Missionary describes attack that killed her husband
Carrie McDonnall began her speech Sunday at West Haven Baptist Church by reading a passage from the Bible that she said was near and dear to her and her husband's hearts while they were preparing to leave for Iraq in 2004.
With her right hand, she spread the pages of the Bible across a lectern. With her left hand, forever disfigured from the brutal attack that shattered her body, killed three of her friends and left her a widow, she held the book open as she began reading Psalm 108.
Before she finished she repeated the verse "Be exalted, O God, above the heavens, and let your glory be over all the earth," before she began telling her tragic story to members of the West Haven congregation.
Pastor Mike Bronson had asked McDonnall to talk to his congregation after he had heard her speak in Jefferson City, Mo.
"Both of us spent time in war-torn countries," McDonnall told the church members about why she and her husband, David, wanted to return to Iraq. "We weren't naÃive about the situation. We were very aware of what could happen, but at the same time we knew that the Lord was calling us."
Her trip to Iraq wasn't her first time in the country and it wasn't her first time in the Middle East. Both she and David had longed to return there after a previous missionary visit.
After the fall of Baghdad in 2003, she and David went to Iraq to do some mission work. McDonnall said the short two-week trip had left her unfulfilled even though they had accomplished their goals.
In 2004 the couple got the opportunity to go back with the Southern Baptist International Mission Board to do relief and development work.
"We knew the Lord was calling us to go and give what we had," McDonnall said. "Our faith could not move a mountain, but it could board a plane."
They worked in small villages helping get fresh water to Iraqis.
On March 15, 2004, the McDonnalls and three other missionaries, Larry and Jean Elliot, and Karen Watson were on their way back from a small village. To get to their destination, the group had to travel through Mosul, in northern Iraq. McDonnall said they would routinely drive through Mosul because it was the largest city in the area.
"We had been through their numerous times before, so much so that I remember how to get to different places even though it's a few years later," she said.
On that day the group was in a car in a busy part of town when men, armed with automatic weapons, began shooting at them.
Watson and the Elliots were killed instantly, but McDonnall and David survived the attack.
They were pulled to safety by local Iraqi men, which surprised her because in the Iraqi culture, men did not touch women.
"For them to reach in and touch me was a huge, huge thing," McDonnall said. "You especially don't touch a foreign woman who is bloodied from head to toe."
After being taken to an Iraqi hospital, the McDonnalls were transferred to a U.S. Army hospital.
Doctors stabilized McDonnall after 10 hours of surgery, repairing the 22 bullet wounds and removing countless pieces of shrapnel from her body.
She was kept in a medically induced coma and transported to the United States. When she awoke eight days later in Texas, her family broke the news to her that her husband had died from his injuries the day after the attack.

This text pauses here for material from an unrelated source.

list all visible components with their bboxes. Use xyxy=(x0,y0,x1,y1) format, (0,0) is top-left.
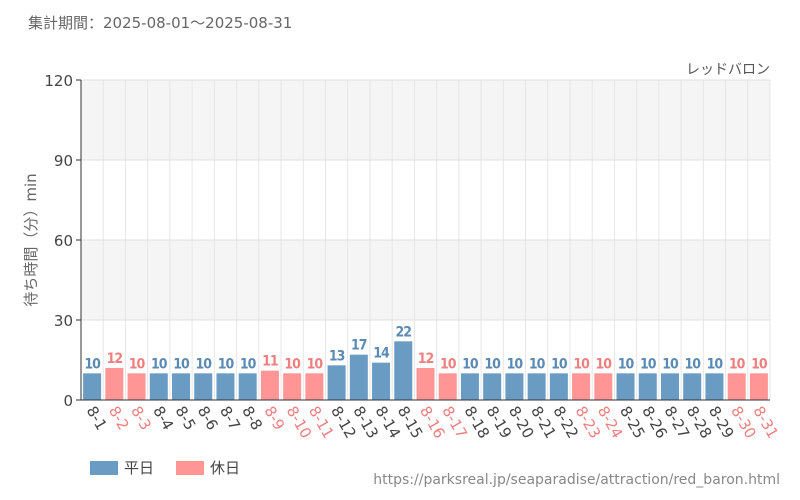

"The room spun. It literally spun," McDonnall said of her reaction. "I was devastated at the loss of my husband and then I had to deal with the physical pain of all of my injuries."
Since the attack, McDonnall has written a book, "Facing Terror," which chronicles her experience in Iraq.

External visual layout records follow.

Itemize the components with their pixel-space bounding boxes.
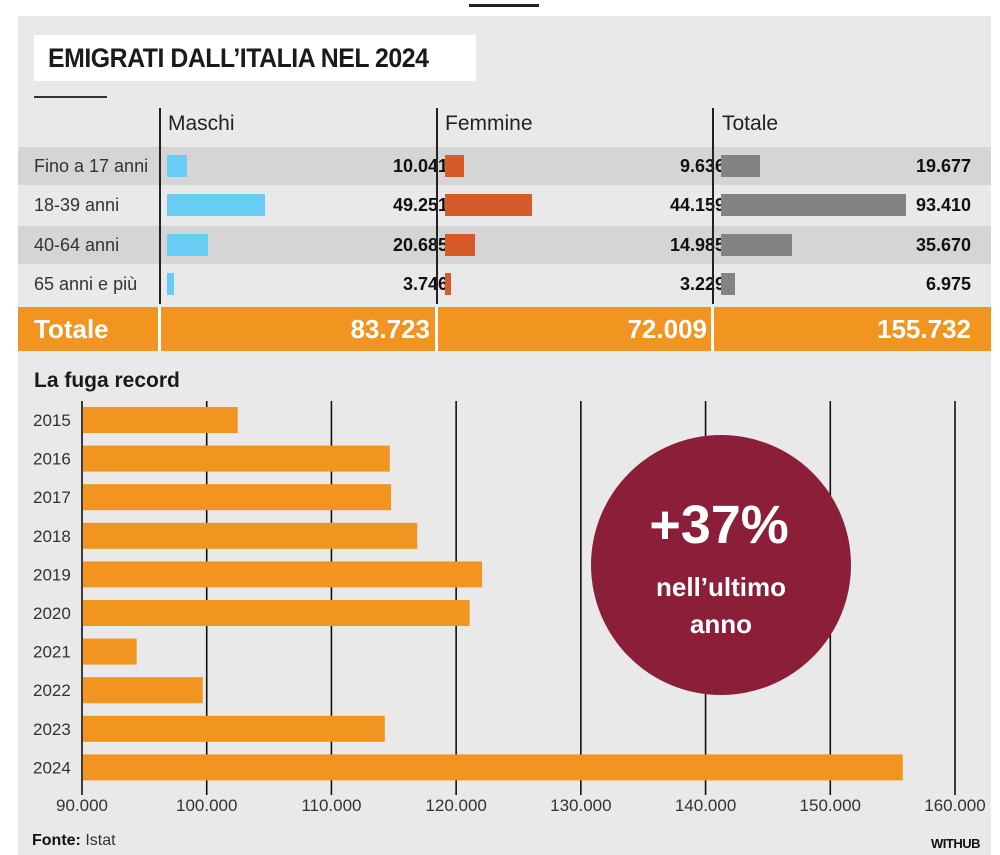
- value-femmine: 14.985: [669, 235, 725, 255]
- column-divider: [159, 108, 161, 304]
- value-totale: 93.410: [915, 195, 971, 215]
- brand-logo: WITHUB: [931, 836, 981, 851]
- x-tick-label: 140.000: [675, 796, 736, 815]
- bar-totale: [721, 194, 906, 216]
- percent-badge: [591, 435, 851, 695]
- year-label: 2020: [33, 604, 71, 623]
- badge-percent: +37%: [649, 495, 789, 555]
- bar-femmine: [445, 194, 533, 216]
- column-divider: [436, 108, 438, 304]
- age-label: Fino a 17 anni: [34, 156, 149, 176]
- age-label: 40-64 anni: [34, 235, 120, 255]
- value-maschi: 20.685: [392, 235, 448, 255]
- year-label: 2018: [33, 527, 71, 546]
- source-name: Istat: [85, 832, 116, 849]
- year-label: 2023: [33, 720, 71, 739]
- source-note: Fonte: Istat: [32, 832, 116, 850]
- value-maschi: 10.041: [392, 156, 448, 176]
- age-label: 18-39 anni: [34, 195, 120, 215]
- col-header-maschi: Maschi: [168, 112, 235, 135]
- value-femmine: 9.636: [679, 156, 725, 176]
- bar-maschi: [167, 194, 265, 216]
- bar-femmine: [445, 155, 465, 177]
- bar-2022: [83, 677, 203, 704]
- table-row: 18-39 anni 49.251 44.159 93.410: [18, 186, 991, 224]
- year-label: 2021: [33, 643, 71, 662]
- title-underline: [34, 96, 107, 98]
- bar-2016: [83, 445, 390, 472]
- bar-maschi: [167, 155, 187, 177]
- year-label: 2019: [33, 565, 71, 584]
- bar-femmine: [445, 234, 475, 256]
- bar-2018: [83, 522, 418, 549]
- total-maschi: 83.723: [350, 314, 430, 344]
- age-label: 65 anni e più: [34, 274, 138, 294]
- top-rule: [469, 4, 539, 7]
- x-tick-label: 160.000: [924, 796, 985, 815]
- x-tick-label: 90.000: [56, 796, 108, 815]
- value-femmine: 3.229: [679, 274, 725, 294]
- bar-2021: [83, 638, 137, 665]
- bar-maschi: [167, 273, 175, 295]
- x-tick-label: 100.000: [176, 796, 237, 815]
- x-tick-label: 120.000: [425, 796, 486, 815]
- chart-title: La fuga record: [34, 369, 180, 392]
- value-totale: 19.677: [915, 156, 971, 176]
- col-header-femmine: Femmine: [445, 112, 533, 135]
- total-femmine: 72.009: [627, 314, 707, 344]
- badge-line2: anno: [690, 609, 752, 639]
- total-divider: [158, 307, 161, 351]
- bar-femmine: [445, 273, 452, 295]
- col-header-totale: Totale: [722, 112, 779, 135]
- bar-2023: [83, 715, 385, 742]
- page-title: EMIGRATI DALL’ITALIA NEL 2024: [48, 42, 429, 73]
- x-tick-label: 150.000: [800, 796, 861, 815]
- value-totale: 35.670: [915, 235, 971, 255]
- value-maschi: 49.251: [392, 195, 448, 215]
- year-label: 2015: [33, 411, 71, 430]
- value-totale: 6.975: [925, 274, 971, 294]
- badge-line1: nell’ultimo: [656, 572, 786, 602]
- bar-2015: [83, 407, 238, 433]
- table-row: Fino a 17 anni 10.041 9.636 19.677: [18, 147, 991, 185]
- year-label: 2022: [33, 681, 71, 700]
- total-row: Totale 83.723 72.009 155.732: [18, 307, 991, 351]
- bar-totale: [721, 273, 735, 295]
- bar-totale: [721, 155, 760, 177]
- bar-2019: [83, 561, 483, 588]
- title-box: EMIGRATI DALL’ITALIA NEL 2024: [34, 35, 476, 81]
- column-divider: [712, 108, 714, 304]
- total-divider: [711, 307, 714, 351]
- bar-2017: [83, 484, 392, 511]
- bar-2020: [83, 600, 470, 626]
- total-label: Totale: [34, 314, 109, 344]
- x-tick-label: 130.000: [550, 796, 611, 815]
- source-label: Fonte:: [32, 832, 81, 849]
- value-maschi: 3.746: [402, 274, 448, 294]
- table-row: 65 anni e più 3.746 3.229 6.975: [18, 265, 991, 303]
- bar-maschi: [167, 234, 208, 256]
- total-divider: [435, 307, 438, 351]
- bar-2024: [83, 754, 903, 781]
- bar-totale: [721, 234, 792, 256]
- table-row: 40-64 anni 20.685 14.985 35.670: [18, 226, 991, 264]
- value-femmine: 44.159: [669, 195, 725, 215]
- total-totale: 155.732: [877, 314, 971, 344]
- year-label: 2024: [33, 758, 71, 777]
- bar-chart: 2015 2016 2017 2018 2019 2020 2021 2022 2023 2024…: [33, 401, 986, 815]
- x-tick-label: 110.000: [301, 796, 361, 815]
- year-label: 2017: [33, 488, 71, 507]
- year-label: 2016: [33, 450, 71, 469]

She has toured the United States, using her book and telling her story to help others endure tough times.
"I think a lot of people get encouragement by it," McDonnall said. "We all have hard times, and it is just a reminder for them to seek out God."

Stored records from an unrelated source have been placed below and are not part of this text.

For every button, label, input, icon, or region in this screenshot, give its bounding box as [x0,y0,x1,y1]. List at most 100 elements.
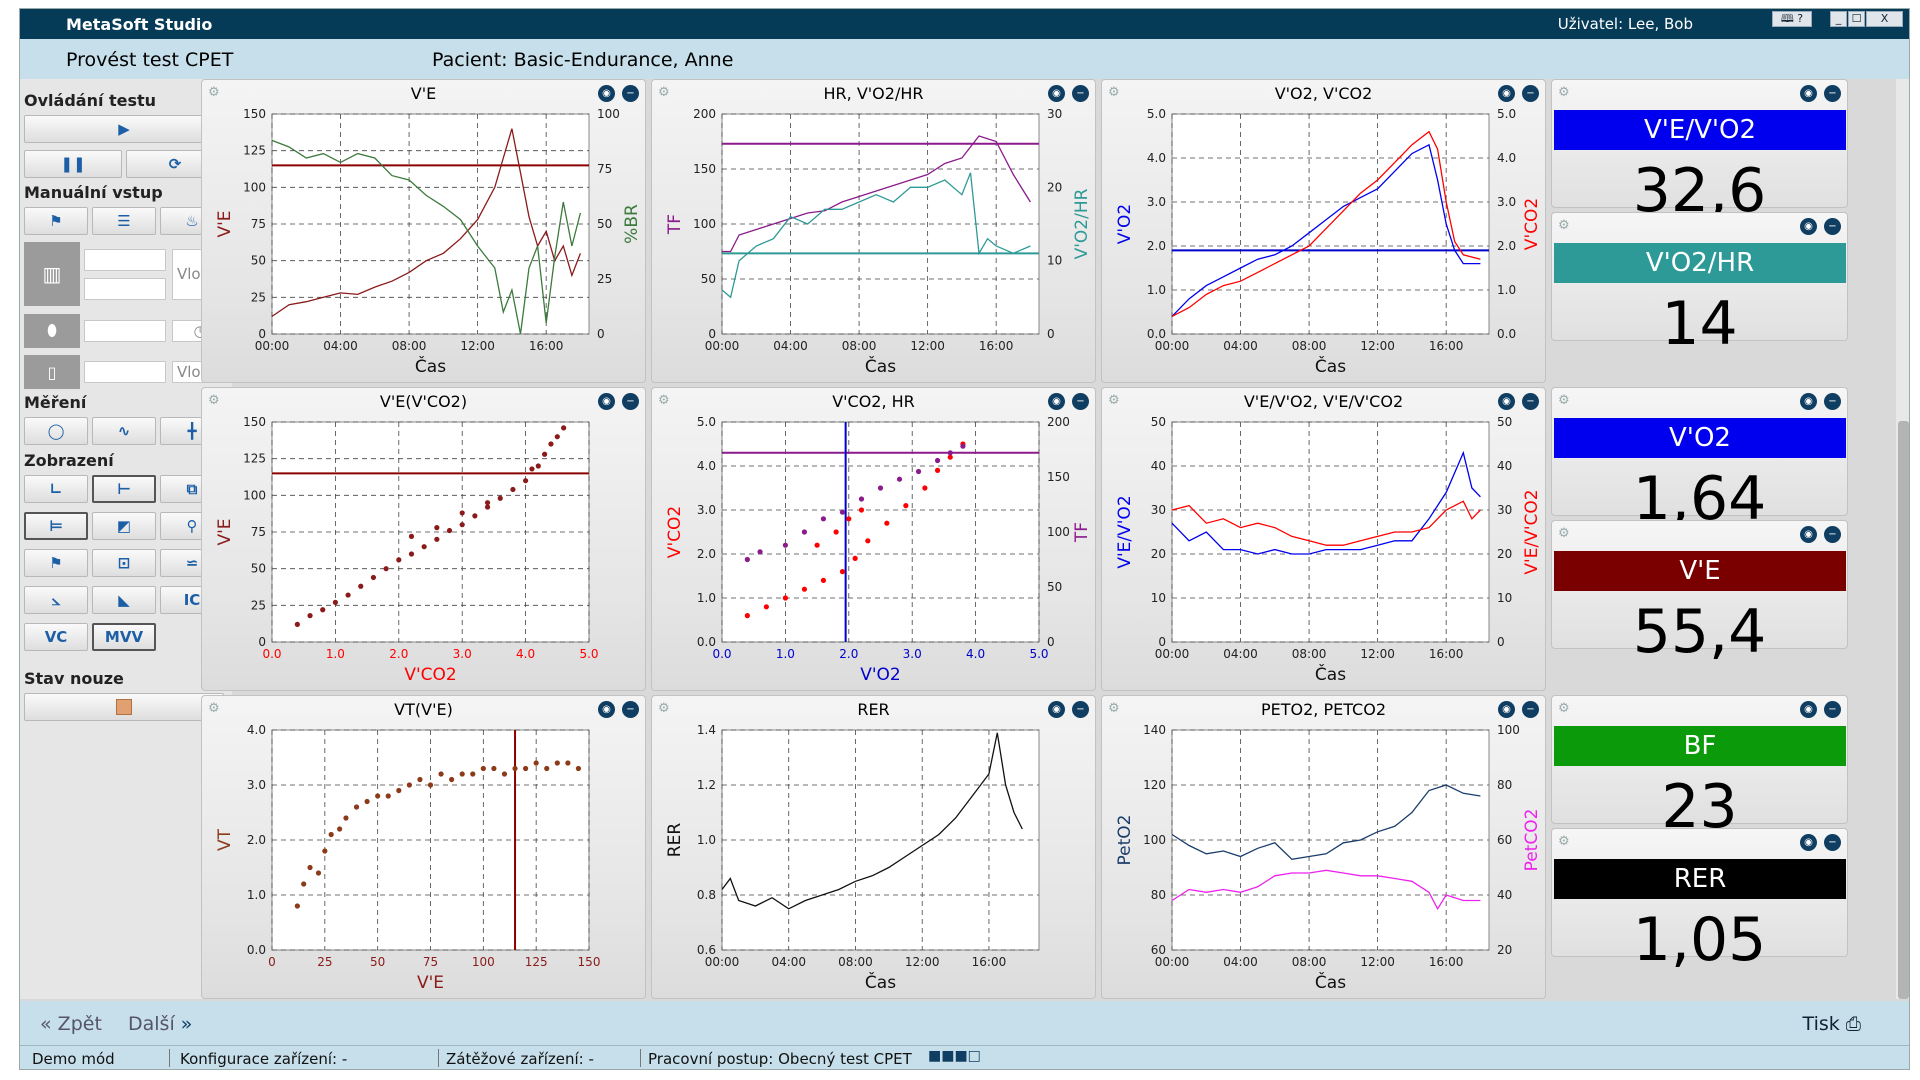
maximize-button-label: ☐ [1851,12,1862,25]
panel-collapse-icon[interactable]: − [1522,85,1539,102]
panel-option-icon[interactable]: ◉ [1048,393,1065,410]
measure-wave-button[interactable]: ∿ [92,417,156,445]
minimize-button[interactable]: _ [1830,11,1847,27]
panel-option-icon[interactable]: ◉ [598,393,615,410]
scrollbar-thumb[interactable] [1898,421,1909,999]
gear-icon[interactable]: ⚙ [1108,701,1120,716]
pause-button[interactable]: ❚❚ [24,150,122,178]
chart-panel-p3: ⚙ V'O2, V'CO2 ◉ − 0.0 1.0 2.0 3.0 4.0 5.0 0.0 1.0 2.… [1101,79,1546,383]
view-stack-button[interactable]: ⊨ [24,512,88,540]
panel-option-icon[interactable]: ◉ [1498,701,1515,718]
close-button[interactable]: X [1866,11,1903,27]
spo2-input[interactable] [84,320,166,342]
lactate-input[interactable] [84,361,166,383]
panel-option-icon[interactable]: ◉ [1800,393,1817,410]
y-axis-label: VT [215,828,235,851]
panel-collapse-icon[interactable]: − [1824,834,1841,851]
y-tick-label: 0 [258,635,266,649]
panel-collapse-icon[interactable]: − [1522,393,1539,410]
bp-sys-input[interactable] [84,249,166,271]
mvv-button[interactable]: MVV [92,623,156,651]
chart-panel-p5: ⚙ V'CO2, HR ◉ −0.0 1.0 2.0 3.0 4.0 5.0 0 50 100 150 2… [651,387,1096,691]
gear-icon[interactable]: ⚙ [1108,85,1120,100]
notes-button[interactable]: ☰ [92,207,156,235]
chart-panel-p8: ⚙ RER ◉ − 0.6 0.8 1.0 1.2 1.4 00:00 04:00 08:00 12:0… [651,695,1096,999]
panel-option-icon[interactable]: ◉ [598,85,615,102]
panel-collapse-icon[interactable]: − [1824,393,1841,410]
gear-icon[interactable]: ⚙ [208,85,220,100]
panel-collapse-icon[interactable]: − [1824,526,1841,543]
gear-icon[interactable]: ⚙ [1108,393,1120,408]
section-zobrazeni: Zobrazení [24,451,114,470]
x-tick-label: 16:00 [972,955,1007,969]
y2-tick-label: 40 [1497,888,1512,902]
stack-icon: ⊨ [49,517,63,535]
x-tick-label: 3.0 [903,647,922,661]
gear-icon[interactable]: ⚙ [1558,834,1570,849]
status-device: Konfigurace zařízení: - [180,1050,348,1068]
data-point [535,463,541,469]
play-button[interactable]: ▶ [24,115,224,143]
next-button[interactable]: Další » [128,1013,192,1035]
data-point [491,765,497,772]
view-slope-button[interactable]: ⦣ [24,586,88,614]
bp-dia-input[interactable] [84,278,166,300]
panel-option-icon[interactable]: ◉ [1498,393,1515,410]
panel-collapse-icon[interactable]: − [1072,85,1089,102]
panel-option-icon[interactable]: ◉ [598,701,615,718]
emergency-button[interactable] [24,693,224,721]
panel-collapse-icon[interactable]: − [622,85,639,102]
panel-collapse-icon[interactable]: − [1824,701,1841,718]
bp-icon: ▥ [42,262,62,286]
gear-icon[interactable]: ⚙ [208,393,220,408]
back-button[interactable]: « Zpět [40,1013,102,1035]
panel-option-icon[interactable]: ◉ [1800,218,1817,235]
panel-option-icon[interactable]: ◉ [1800,701,1817,718]
panel-collapse-icon[interactable]: − [1824,218,1841,235]
vc-button[interactable]: VC [24,623,88,651]
view-axis-button[interactable]: ∟ [24,475,88,503]
gear-icon[interactable]: ⚙ [658,85,670,100]
status-separator [169,1049,170,1067]
panel-option-icon[interactable]: ◉ [1048,701,1065,718]
view-chart-button[interactable]: ◩ [92,512,156,540]
print-button[interactable]: Tisk ⎙ [1803,1013,1861,1035]
gear-icon[interactable]: ⚙ [1558,85,1570,100]
gear-icon[interactable]: ⚙ [1558,701,1570,716]
measure-loop-button[interactable]: ◯ [24,417,88,445]
data-point [858,507,865,513]
panel-collapse-icon[interactable]: − [1522,701,1539,718]
panel-collapse-icon[interactable]: − [1824,85,1841,102]
maximize-button[interactable]: ☐ [1848,11,1865,27]
view-flag-button[interactable]: ⚑ [24,549,88,577]
play-icon: ▶ [118,120,130,138]
panel-collapse-icon[interactable]: − [622,393,639,410]
chart-svg: 0 25 50 75 100 125 150 0 25 50 75 100 00:00 04:00 08:0… [215,107,642,377]
y-tick-label: 1.0 [697,591,716,605]
panel-collapse-icon[interactable]: − [1072,701,1089,718]
stop-icon [116,699,132,715]
panel-option-icon[interactable]: ◉ [1048,85,1065,102]
view-fit-button[interactable]: ⊡ [92,549,156,577]
flag2-icon: ⚑ [49,554,63,572]
panel-option-icon[interactable]: ◉ [1800,834,1817,851]
panel-option-icon[interactable]: ◉ [1800,85,1817,102]
gear-icon[interactable]: ⚙ [1558,526,1570,541]
gear-icon[interactable]: ⚙ [1558,393,1570,408]
flag-button[interactable]: ⚑ [24,207,88,235]
panel-collapse-icon[interactable]: − [1072,393,1089,410]
help-button[interactable]: 🕮 ? [1772,11,1812,27]
y-tick-label: 4.0 [247,723,266,737]
panel-option-icon[interactable]: ◉ [1800,526,1817,543]
view-ramp-button[interactable]: ◣ [92,586,156,614]
gear-icon[interactable]: ⚙ [208,701,220,716]
value-label: BF [1554,726,1846,766]
gear-icon[interactable]: ⚙ [658,701,670,716]
gear-icon[interactable]: ⚙ [658,393,670,408]
view-axis2-button[interactable]: ⊢ [92,475,156,503]
status-mode: Demo mód [32,1050,115,1068]
gear-icon[interactable]: ⚙ [1558,218,1570,233]
data-point [358,583,364,589]
panel-collapse-icon[interactable]: − [622,701,639,718]
panel-option-icon[interactable]: ◉ [1498,85,1515,102]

Bronson, West Haven's pastor, said he wanted McDonnall to share her story with his congregation.
"When she says something there is a lot of moral authority behind it because of what she experienced," Bronson said.
In March, Gracia Burnham also will speak at the church. Burnham, who along with her husband, Martin, were missionaries in the Philippines when they were kidnapped by a terrorist group in May of 2001. Martin was killed and Burnham was injured during a rescue attempt in 2002.